37 The notice of contention was filed on 9 September 2005. On the day of the hearing, the defendant sought to supplement the contention by additional argument which went to the question of whether or not it had been executed by the defendant which brought about a limitation period of 12 years. It relied on provisions of s38 of the Conveyancing Act 1919.
38 It would be untenable to contend that the document complied with the statutory requirements for the valid execution of a deed. In the circumstances, the document could give rise to no cause of action against the defendant which was propounded on the basis that it accrued pursuant to a deed.
39 Accordingly, the relevant limitation period is one of six years. It is common ground that any cause of action had by the plaintiff accrued at least by 1 April 1999. The relevant limitation period has now expired.
40 The proceedings before the costs assessor are not proceedings in a court. The bringing of the application would not constitute the bringing of an action in a court within the limitation period.
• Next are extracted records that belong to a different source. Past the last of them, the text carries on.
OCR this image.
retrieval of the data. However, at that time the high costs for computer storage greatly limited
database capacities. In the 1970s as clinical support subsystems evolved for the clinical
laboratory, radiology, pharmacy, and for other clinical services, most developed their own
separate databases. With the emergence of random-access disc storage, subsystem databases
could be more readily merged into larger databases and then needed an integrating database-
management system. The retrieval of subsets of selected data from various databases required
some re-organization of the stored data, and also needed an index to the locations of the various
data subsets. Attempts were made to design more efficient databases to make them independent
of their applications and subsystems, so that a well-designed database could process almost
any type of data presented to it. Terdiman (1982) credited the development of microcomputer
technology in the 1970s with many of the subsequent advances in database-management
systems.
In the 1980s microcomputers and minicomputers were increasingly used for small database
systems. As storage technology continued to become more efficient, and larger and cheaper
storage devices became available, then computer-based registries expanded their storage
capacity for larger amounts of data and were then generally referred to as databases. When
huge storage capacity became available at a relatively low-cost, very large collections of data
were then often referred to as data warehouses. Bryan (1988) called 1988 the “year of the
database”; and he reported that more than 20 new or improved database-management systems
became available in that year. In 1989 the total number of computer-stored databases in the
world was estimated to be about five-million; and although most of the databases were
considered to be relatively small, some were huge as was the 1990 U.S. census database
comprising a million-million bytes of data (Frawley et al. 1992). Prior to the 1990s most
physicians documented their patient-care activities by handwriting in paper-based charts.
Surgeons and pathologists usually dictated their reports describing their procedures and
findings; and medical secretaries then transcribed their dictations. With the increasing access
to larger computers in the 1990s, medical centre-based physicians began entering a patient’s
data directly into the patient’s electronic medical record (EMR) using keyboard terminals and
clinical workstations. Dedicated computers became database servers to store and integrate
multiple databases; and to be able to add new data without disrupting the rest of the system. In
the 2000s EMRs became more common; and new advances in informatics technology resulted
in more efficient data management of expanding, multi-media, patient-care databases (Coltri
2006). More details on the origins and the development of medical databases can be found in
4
41 Even if the plaintiff had succeeded on any of the grounds argued earlier, there would be no utility in remitting the proceedings back to the costs assessor as there could not now be any legal liability to pay whatever claim the plaintiff may have had against the defendant (see Baker v Kearney [2002] NSWSC 746).
42 In my view, the appeal fails.
43 The plaintiff was desirous of protecting his position on costs, should the appeal fail. It was suggested that costs be reserved by reason of the late raising of the limitation considerations.
44 I have given that matter consideration. It seems to me that no good purpose would be served by reserving costs for future argument. The appeal has essentially failed because none of the grounds relied upon by the plaintiff were made out. The limitation considerations merely provided additional reasons to support the view that the appeal must fail. The appeal would have been unsuccessful whether or not they had been raised.
45 The summons is dismissed. The plaintiff is to pay the costs of the summons. The exhibits may be returned.